Я спала, плакала, думала. Не знала, что дальше делать. Ведь… у меня больше не было семьи. Мужа. Друзей. Идти было некуда. Денег тоже не было, как и работы.
Жила пока что на деньги, которые давно начала откладывать. Не знаю, зачем, но у меня всегда была заначка. Наличные, которые я прятала в тайниках по всей квартире. В нашем… в доме бывшего мужа я ничего не ныкала. Деньги лежали в одном месте, муж о них знал. Вот и все. На них и выживала.

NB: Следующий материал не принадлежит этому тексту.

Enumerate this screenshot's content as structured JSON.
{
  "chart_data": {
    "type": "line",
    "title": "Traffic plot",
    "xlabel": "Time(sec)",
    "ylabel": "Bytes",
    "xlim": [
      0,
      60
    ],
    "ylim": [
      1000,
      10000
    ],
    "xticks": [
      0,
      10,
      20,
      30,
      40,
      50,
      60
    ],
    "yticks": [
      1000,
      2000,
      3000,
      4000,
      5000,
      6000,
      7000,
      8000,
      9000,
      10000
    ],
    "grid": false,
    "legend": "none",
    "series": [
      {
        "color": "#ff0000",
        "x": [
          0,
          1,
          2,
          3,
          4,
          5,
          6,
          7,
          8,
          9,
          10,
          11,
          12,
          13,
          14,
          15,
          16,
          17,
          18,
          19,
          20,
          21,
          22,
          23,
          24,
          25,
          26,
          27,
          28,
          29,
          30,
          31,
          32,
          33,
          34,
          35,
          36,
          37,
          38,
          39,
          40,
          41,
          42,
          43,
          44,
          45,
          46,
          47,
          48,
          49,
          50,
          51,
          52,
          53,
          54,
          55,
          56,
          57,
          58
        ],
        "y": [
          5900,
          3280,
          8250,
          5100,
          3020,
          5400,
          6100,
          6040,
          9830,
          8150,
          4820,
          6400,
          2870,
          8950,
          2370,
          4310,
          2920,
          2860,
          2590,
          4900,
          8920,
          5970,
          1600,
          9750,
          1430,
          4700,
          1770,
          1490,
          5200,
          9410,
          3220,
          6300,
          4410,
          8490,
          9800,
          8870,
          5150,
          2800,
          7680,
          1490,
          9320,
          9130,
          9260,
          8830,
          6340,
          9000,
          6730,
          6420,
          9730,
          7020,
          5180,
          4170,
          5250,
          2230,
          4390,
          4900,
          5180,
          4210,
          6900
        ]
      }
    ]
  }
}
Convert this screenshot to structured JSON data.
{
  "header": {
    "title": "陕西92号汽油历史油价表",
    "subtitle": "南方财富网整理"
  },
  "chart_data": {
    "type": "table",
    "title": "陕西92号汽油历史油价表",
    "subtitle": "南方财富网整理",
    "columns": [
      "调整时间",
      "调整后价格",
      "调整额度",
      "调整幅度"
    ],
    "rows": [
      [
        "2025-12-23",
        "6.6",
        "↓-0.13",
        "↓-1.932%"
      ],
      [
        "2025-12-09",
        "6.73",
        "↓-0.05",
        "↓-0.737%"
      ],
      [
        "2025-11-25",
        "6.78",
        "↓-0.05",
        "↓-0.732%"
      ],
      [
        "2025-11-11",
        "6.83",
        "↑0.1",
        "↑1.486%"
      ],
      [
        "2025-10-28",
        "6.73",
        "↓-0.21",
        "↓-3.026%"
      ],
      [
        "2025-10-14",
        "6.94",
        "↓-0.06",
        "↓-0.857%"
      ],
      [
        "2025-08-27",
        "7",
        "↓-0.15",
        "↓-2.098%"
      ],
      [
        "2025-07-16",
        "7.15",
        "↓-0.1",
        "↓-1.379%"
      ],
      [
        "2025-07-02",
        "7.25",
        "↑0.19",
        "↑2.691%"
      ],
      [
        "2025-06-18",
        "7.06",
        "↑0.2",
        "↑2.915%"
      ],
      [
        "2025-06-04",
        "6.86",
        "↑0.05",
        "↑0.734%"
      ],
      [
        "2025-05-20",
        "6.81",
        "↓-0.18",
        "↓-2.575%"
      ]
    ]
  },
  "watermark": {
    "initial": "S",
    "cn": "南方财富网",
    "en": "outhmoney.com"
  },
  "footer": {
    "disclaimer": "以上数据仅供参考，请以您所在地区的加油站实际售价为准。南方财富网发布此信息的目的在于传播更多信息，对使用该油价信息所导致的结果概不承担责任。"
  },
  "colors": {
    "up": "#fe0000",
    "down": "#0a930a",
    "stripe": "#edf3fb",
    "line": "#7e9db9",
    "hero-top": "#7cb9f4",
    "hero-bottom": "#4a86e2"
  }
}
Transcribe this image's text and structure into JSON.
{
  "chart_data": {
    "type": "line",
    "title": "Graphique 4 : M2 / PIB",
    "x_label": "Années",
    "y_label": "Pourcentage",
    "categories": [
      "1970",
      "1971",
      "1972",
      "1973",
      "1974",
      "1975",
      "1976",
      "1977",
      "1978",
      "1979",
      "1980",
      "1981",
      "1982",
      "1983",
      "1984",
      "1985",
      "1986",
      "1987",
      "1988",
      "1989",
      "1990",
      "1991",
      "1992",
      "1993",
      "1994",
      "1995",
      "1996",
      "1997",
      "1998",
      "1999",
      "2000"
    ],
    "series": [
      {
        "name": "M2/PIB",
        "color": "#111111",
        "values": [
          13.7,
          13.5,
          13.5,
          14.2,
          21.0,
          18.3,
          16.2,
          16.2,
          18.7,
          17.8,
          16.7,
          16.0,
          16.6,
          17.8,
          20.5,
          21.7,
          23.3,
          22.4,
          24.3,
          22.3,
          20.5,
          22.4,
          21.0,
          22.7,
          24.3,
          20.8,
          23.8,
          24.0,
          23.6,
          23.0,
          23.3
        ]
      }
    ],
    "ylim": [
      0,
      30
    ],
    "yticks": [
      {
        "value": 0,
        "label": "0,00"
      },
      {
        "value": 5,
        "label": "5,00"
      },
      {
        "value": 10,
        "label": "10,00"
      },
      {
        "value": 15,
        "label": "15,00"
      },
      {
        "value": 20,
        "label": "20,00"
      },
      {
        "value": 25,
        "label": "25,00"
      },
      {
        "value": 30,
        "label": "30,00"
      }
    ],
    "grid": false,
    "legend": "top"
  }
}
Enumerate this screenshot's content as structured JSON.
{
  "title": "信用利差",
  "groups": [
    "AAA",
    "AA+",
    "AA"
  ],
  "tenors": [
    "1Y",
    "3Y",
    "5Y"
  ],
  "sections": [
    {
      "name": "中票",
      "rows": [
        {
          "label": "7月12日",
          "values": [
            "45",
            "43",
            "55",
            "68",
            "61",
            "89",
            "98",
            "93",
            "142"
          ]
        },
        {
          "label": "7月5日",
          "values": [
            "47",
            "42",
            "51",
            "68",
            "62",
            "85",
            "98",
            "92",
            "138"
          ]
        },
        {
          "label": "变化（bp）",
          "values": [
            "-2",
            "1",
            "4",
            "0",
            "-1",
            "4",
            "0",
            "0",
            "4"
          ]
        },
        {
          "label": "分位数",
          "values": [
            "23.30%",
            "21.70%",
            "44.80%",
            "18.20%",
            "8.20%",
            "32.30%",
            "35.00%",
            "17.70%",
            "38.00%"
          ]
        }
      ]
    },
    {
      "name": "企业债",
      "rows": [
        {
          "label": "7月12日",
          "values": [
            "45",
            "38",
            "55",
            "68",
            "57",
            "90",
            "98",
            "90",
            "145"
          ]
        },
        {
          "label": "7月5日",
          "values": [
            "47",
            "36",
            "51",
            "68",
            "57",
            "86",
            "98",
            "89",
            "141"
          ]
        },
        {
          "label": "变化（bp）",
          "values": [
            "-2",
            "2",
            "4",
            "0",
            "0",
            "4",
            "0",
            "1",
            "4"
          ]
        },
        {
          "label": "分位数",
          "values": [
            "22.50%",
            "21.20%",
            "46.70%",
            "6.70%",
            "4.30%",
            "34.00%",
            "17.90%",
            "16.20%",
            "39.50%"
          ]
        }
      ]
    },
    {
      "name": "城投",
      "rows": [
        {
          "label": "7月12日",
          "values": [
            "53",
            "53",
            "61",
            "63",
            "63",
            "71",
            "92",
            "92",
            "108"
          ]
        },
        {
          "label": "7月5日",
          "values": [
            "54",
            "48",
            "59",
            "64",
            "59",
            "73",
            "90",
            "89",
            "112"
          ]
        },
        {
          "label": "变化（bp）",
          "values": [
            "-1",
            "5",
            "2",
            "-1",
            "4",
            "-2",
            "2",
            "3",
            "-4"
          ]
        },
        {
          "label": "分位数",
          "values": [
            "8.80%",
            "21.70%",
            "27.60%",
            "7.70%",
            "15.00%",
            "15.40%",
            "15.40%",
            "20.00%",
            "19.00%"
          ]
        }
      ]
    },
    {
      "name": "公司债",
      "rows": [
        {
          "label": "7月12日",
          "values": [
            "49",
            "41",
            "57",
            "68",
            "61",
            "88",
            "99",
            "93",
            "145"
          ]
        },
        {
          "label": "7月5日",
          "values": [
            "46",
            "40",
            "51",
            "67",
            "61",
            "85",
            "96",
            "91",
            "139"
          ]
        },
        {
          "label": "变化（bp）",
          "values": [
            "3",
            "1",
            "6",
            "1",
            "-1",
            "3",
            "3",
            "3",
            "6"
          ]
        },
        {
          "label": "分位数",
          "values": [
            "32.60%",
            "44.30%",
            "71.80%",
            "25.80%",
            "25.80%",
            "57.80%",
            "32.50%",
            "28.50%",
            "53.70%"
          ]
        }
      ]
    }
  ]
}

Но имеющаяся сумма была слишком мала, чтобы прожить на нее хотя бы год. Максимум — шесть месяцев и это если бы я начала экономить на всем. И я начала. Покупала только самые дешевые полуфабрикаты, мало расходовала воду, ходила в старых вещах.
Квартира стала моим убежищем, жизнь — личным адом. Я переживала свое горе. Старалась.
Каждый день заставляла себя открыть глаза, увидеть грязный потолок с облезшей штукатуркой и понять — это все правда. И тогда меня охватывала то ли необузданная ярость, то ли дикая боль. А может и все сразу. Теперь я ненавидела Криса. Он стал предателем. Он не услышал, не поверил, отвернулся. А потом из-за него же я потеряла ребенка.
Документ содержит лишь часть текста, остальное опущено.